Declan Gooch: It’s not the city’s only connection with the skater considered the greatest of all time. Yeah! In amateur footage posted online by Tony Hawk himself, he’s skating another Canberra ramp back in 1988. That was on the other side of the city in Woden, where skater Joel Bliss grew up.

Joel Bliss: We’ve been waiting for decades for a ramp like this. I grew up in Woden, luckily near the wooden ramp that used to be down there, which was a wooden vert ramp that was built by just local skaters. And when we were skating that, like, pretty much we could only dream of a ramp like this. So to actually have one now and not have to travel to Melbourne or Sydney to skate, such a facility is awesome.
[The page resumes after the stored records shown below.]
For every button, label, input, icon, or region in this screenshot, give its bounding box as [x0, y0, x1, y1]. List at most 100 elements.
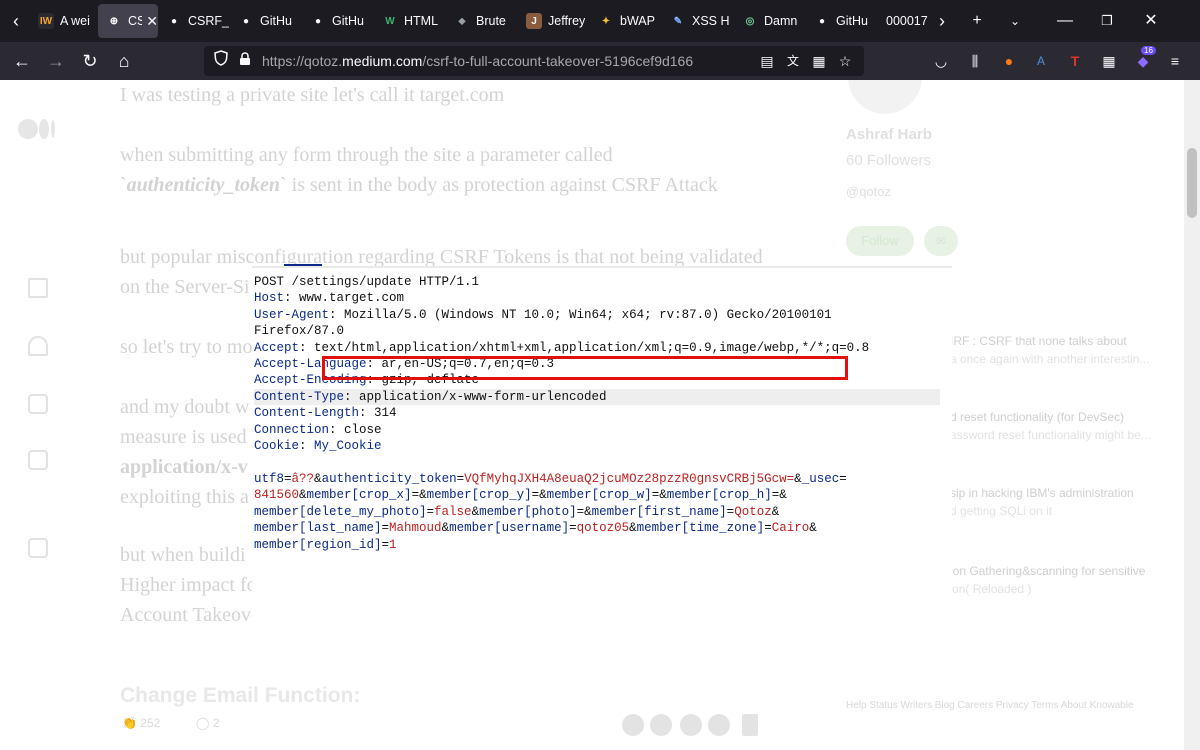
notifications-nav-icon[interactable]: [28, 336, 48, 356]
copy-link-icon[interactable]: [708, 714, 730, 736]
home-nav-icon[interactable]: [28, 278, 48, 298]
author-handle: @qotoz: [846, 184, 891, 199]
list-all-tabs-icon[interactable]: ⌄: [1000, 8, 1030, 34]
more-story-subtitle[interactable]: d getting SQLi on it: [950, 504, 1052, 518]
tab-label: 000017: [886, 14, 928, 28]
tab-label: CSRF_: [188, 14, 229, 28]
tab-label: Damn: [764, 14, 798, 28]
section-heading: Change Email Function:: [120, 684, 361, 707]
http-request-text: POST /settings/update HTTP/1.1 Host: www…: [254, 274, 940, 553]
browser-tab[interactable]: ● GitHu: [230, 4, 302, 38]
tab-favicon-icon: J: [526, 13, 542, 29]
tracking-shield-icon[interactable]: [210, 50, 232, 72]
comment-count[interactable]: ◯ 2: [196, 716, 219, 730]
more-story-subtitle[interactable]: assword reset functionality might be...: [950, 428, 1151, 442]
app-menu-icon[interactable]: ≡: [1164, 50, 1186, 72]
page-scrollbar[interactable]: [1184, 80, 1200, 750]
clap-count[interactable]: 👏 252: [122, 716, 160, 730]
article-paragraph: measure is used: [120, 426, 247, 448]
tab-favicon-icon: W: [382, 13, 398, 29]
token-highlight-box: [322, 356, 848, 380]
scrollbar-thumb[interactable]: [1187, 148, 1197, 218]
browser-tab[interactable]: W HTML: [374, 4, 446, 38]
comment-icon[interactable]: ◯: [196, 716, 213, 730]
subscribe-mail-icon[interactable]: ✉: [924, 226, 958, 256]
browser-tab[interactable]: ● GitHu: [806, 4, 878, 38]
article-paragraph: `authenticity_token` is sent in the body…: [120, 174, 718, 196]
restore-button[interactable]: ❐: [1092, 8, 1122, 34]
write-nav-icon[interactable]: [28, 538, 48, 558]
tab-label: XSS H: [692, 14, 730, 28]
article-paragraph: and my doubt w: [120, 396, 250, 418]
extensions-grid-icon[interactable]: ▦: [1098, 50, 1120, 72]
extension-t-icon[interactable]: T: [1064, 50, 1086, 72]
tab-favicon-icon: ◎: [742, 13, 758, 29]
home-icon[interactable]: ⌂: [110, 47, 138, 75]
tab-close-icon[interactable]: ✕: [146, 13, 158, 30]
article-paragraph: Account Takeover: [120, 604, 267, 626]
browser-tab[interactable]: ✎ XSS H: [662, 4, 734, 38]
pocket-icon[interactable]: ◡: [930, 50, 952, 72]
lock-icon[interactable]: [234, 50, 256, 72]
browser-tab[interactable]: ⊕ CSR✕: [98, 4, 158, 38]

Declan Gooch: Joel Bliss isn’t in the stereotypical skateboarder demographic, but he says that’s part of the magic.

Joel Bliss: It basically just keeps me fit. Like, I’m almost 50 now, and I feel best when I’m skating, you know? Like, and I feel good for a day or two after it, you know? And then I start feeling old again. Then I go for a skate. Some people say it’s like the fountain of youth, and I suppose most sports are, but this fountain of youth makes you fly. And that’s the best thing about it. It feels amazing.

Sally Sara: Maybe I should give it a shot. That’s skater Joel Bliss there, ending that report from Declan Gooch and Courtney Barrett Peters.